= Missisquoi County, Quebec =

Missisquoi County (/mɪˈsɪskwə/) is a historical county in Quebec. It was formed between 1825 and 1831 and included historical Bedford County, Lower Canada. In the early 1980s Quebec abolished its counties. Much of Missisquoi County became the Brome-Missisquoi Regional County Municipality except the southwestern part was transferred to Le Haut-Richelieu Regional County Municipality.

The name of the county is derived from an Algonquin Abenaki language word meaning "lots of waterfowl".

Missisquoi County, part of the Eastern Townships (one of roughly 12 regions in Québec), is located on the western fringes of the Appalachian foothills, giving it a rolling landscape on its eastern part. The western part of the county is situated on the Richelieu River plains.

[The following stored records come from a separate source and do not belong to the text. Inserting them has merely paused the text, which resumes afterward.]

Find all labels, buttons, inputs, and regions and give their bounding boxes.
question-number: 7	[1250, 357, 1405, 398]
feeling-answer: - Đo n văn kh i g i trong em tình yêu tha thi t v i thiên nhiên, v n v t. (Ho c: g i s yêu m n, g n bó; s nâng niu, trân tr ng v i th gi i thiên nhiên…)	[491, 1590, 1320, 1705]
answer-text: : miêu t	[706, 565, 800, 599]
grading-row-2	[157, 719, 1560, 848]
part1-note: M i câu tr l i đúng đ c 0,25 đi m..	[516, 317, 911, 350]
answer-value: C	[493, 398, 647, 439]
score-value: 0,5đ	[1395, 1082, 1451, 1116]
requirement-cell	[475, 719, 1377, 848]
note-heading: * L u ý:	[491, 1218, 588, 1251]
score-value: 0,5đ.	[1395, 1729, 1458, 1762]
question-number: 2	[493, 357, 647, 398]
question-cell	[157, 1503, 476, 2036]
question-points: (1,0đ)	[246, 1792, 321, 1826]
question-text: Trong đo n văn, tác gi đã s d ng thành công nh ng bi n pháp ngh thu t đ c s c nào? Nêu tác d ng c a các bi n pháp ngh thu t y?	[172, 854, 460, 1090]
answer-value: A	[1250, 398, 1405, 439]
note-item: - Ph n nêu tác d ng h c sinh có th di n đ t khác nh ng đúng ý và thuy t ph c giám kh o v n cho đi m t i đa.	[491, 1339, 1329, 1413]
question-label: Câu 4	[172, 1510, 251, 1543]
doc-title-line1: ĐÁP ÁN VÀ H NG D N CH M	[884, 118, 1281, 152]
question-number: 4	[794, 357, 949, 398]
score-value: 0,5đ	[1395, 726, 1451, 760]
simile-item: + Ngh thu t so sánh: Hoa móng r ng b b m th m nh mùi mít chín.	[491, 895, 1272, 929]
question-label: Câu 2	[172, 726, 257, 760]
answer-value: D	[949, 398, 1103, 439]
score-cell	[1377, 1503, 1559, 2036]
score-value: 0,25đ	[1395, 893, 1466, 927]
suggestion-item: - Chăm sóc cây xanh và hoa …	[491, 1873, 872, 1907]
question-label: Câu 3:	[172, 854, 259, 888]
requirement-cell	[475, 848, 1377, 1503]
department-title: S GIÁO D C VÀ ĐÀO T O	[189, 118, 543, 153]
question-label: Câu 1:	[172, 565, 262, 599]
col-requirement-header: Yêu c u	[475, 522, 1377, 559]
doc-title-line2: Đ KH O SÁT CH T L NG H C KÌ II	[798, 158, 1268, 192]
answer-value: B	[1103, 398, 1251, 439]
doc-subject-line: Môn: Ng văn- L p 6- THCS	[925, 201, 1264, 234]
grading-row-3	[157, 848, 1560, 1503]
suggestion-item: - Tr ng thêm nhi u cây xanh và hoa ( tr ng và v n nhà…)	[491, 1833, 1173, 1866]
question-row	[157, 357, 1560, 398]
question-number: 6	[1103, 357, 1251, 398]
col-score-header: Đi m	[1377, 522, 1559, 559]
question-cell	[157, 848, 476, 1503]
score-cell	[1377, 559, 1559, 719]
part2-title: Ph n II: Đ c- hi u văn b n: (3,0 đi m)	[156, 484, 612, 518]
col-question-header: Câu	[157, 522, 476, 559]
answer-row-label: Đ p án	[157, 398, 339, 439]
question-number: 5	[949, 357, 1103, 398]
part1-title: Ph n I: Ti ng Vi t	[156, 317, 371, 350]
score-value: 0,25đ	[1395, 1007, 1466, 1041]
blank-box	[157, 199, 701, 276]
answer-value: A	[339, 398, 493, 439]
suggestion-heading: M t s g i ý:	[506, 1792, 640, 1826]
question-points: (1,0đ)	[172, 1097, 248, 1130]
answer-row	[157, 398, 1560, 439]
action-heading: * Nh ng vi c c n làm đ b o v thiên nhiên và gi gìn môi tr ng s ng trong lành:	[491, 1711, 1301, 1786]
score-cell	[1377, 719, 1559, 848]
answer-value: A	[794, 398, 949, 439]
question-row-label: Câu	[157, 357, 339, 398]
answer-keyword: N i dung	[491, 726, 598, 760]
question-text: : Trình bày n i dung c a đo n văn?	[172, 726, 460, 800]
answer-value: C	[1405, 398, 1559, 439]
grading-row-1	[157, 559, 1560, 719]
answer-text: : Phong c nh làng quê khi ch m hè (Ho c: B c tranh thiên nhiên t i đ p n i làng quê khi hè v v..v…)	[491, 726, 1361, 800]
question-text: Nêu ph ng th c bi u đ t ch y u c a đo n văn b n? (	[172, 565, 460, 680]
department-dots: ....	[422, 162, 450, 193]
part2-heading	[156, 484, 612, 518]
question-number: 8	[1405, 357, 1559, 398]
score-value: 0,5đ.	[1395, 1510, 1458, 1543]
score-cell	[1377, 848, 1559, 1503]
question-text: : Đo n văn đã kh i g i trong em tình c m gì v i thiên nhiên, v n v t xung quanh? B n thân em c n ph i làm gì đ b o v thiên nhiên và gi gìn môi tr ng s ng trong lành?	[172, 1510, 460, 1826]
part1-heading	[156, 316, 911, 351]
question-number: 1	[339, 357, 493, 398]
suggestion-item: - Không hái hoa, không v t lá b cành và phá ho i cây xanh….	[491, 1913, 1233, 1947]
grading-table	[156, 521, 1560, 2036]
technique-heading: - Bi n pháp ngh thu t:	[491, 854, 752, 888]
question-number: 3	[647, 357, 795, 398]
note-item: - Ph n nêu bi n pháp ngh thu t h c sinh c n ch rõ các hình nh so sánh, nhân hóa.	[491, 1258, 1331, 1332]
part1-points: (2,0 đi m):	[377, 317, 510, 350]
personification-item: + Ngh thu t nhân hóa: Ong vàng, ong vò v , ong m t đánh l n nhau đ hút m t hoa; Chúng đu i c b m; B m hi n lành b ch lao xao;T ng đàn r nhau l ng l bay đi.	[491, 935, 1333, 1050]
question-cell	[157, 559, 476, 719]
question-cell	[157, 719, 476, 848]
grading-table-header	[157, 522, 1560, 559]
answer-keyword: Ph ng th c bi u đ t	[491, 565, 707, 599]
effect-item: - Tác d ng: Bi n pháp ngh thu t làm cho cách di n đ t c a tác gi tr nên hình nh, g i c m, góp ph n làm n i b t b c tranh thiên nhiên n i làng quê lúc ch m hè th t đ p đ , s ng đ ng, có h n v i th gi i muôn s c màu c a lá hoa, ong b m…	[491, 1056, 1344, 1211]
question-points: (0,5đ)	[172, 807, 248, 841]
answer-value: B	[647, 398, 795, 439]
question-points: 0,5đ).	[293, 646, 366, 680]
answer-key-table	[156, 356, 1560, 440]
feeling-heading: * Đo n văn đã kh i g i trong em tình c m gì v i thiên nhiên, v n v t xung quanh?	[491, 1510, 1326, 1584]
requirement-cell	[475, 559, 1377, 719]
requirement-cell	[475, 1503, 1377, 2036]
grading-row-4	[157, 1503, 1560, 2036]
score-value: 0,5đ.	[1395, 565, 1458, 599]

Missisquoi County is bound entirely on the south for 51 km by the Canada–US border (45° N) from 72°40.5′ W to the middle of the Richelieu River (73°20.8′ W), to the east by Brome County for 23 km along the meridian defined by 72°40.5′ W, to the northeast by Brome County and the northwest by Rouville County, and to the west by Iberville County and the Richelieu River (Saint-Jean County is on the other side of the river). The northernmost point of the county is at 45°21′ N and 73° W and is also the junction of the borders of Missisquoi County, Rouville County and Iberville County. The westernmost point of the county is on the Richelieu River at the Canada–US border at 45° N and 73°20′ W.

The county is divided into four townships, and there are two discontinuous zones along its western fringes without any township designation divided under the pre-1760 French parochial framework. The townships are the Township of Farnham in the north, Township of Dunham in the east and Township of Stanbridge to the west, and Township of Saint Armand along the Canada–US border. The county seat is the Town of Bedford located at 45°7′ N and 72°59′ W in the southwestern part of the Township of Stanbridge. Other major towns in the county are Farnham in the township of the same name and Cowansville in the northeastern corner of Dunham Township.